Oleh karena itu, tidak masuk akal jika manusia duduk di sebuah hidangan, tidak peduli terhadap makanan yang lebih lezat, tetapi memilih makanan kurang lezat. Pasti, para wali Allah mengetahui adanya makanan dan minuman surga, tetapi mereka punya alasan untuk tidak memerhatikannya. Yaitu, bagi mereka, kelezatan mengingat dan berdialog dengan-Nya yang jauh melebihi makanan dan minuman surga.

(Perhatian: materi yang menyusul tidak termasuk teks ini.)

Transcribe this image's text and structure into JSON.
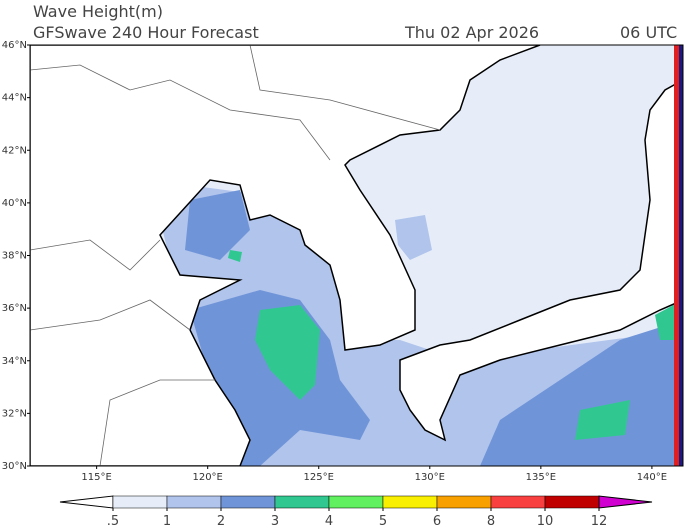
{
  "header": {
    "title": "Wave Height(m)",
    "subtitle": "GFSwave 240 Hour Forecast",
    "date": "Thu 02 Apr 2026",
    "time": "06 UTC"
  },
  "map": {
    "xlim": [
      112,
      141.4
    ],
    "ylim": [
      30,
      46
    ],
    "lat_ticks": [
      {
        "value": 30,
        "label": "30°N"
      },
      {
        "value": 32,
        "label": "32°N"
      },
      {
        "value": 34,
        "label": "34°N"
      },
      {
        "value": 36,
        "label": "36°N"
      },
      {
        "value": 38,
        "label": "38°N"
      },
      {
        "value": 40,
        "label": "40°N"
      },
      {
        "value": 42,
        "label": "42°N"
      },
      {
        "value": 44,
        "label": "44°N"
      },
      {
        "value": 46,
        "label": "46°N"
      }
    ],
    "lon_ticks": [
      {
        "value": 115,
        "label": "115°E"
      },
      {
        "value": 120,
        "label": "120°E"
      },
      {
        "value": 125,
        "label": "125°E"
      },
      {
        "value": 130,
        "label": "130°E"
      },
      {
        "value": 135,
        "label": "135°E"
      },
      {
        "value": 140,
        "label": "140°E"
      }
    ]
  },
  "colorbar": {
    "levels": [
      {
        "value": 0.5,
        "label": ".5"
      },
      1,
      2,
      3,
      4,
      5,
      6,
      8,
      10,
      12
    ],
    "colors": [
      "#ffffff",
      "#e6edf8",
      "#b0c4ec",
      "#7094d8",
      "#30c890",
      "#60f060",
      "#f8f000",
      "#f8a000",
      "#f84040",
      "#c00000",
      "#d000d0"
    ]
  }
}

Penjelasan lebih jelas lagi tentang kelezatan mengingat dan berdialog dengan Allah Swt, perlu ditekankan, bahwa ketika perut manusia penuh dengan makanan, jika ditawarkan memakan makanan yang sangat lezat, selain ia tidak memiliki selera untuk memakannya, bahkan mungkin ia akan merasakan mual. Ketika manusia menikmati suatu makanan lezat, hendaklah yang dibutuhkan oleh badan, dan rasa lapar adalah bukti butuhnya badan. Begitu pula ketika haus, ia merasakan kelezatan ketika meminum minuman yang dingin.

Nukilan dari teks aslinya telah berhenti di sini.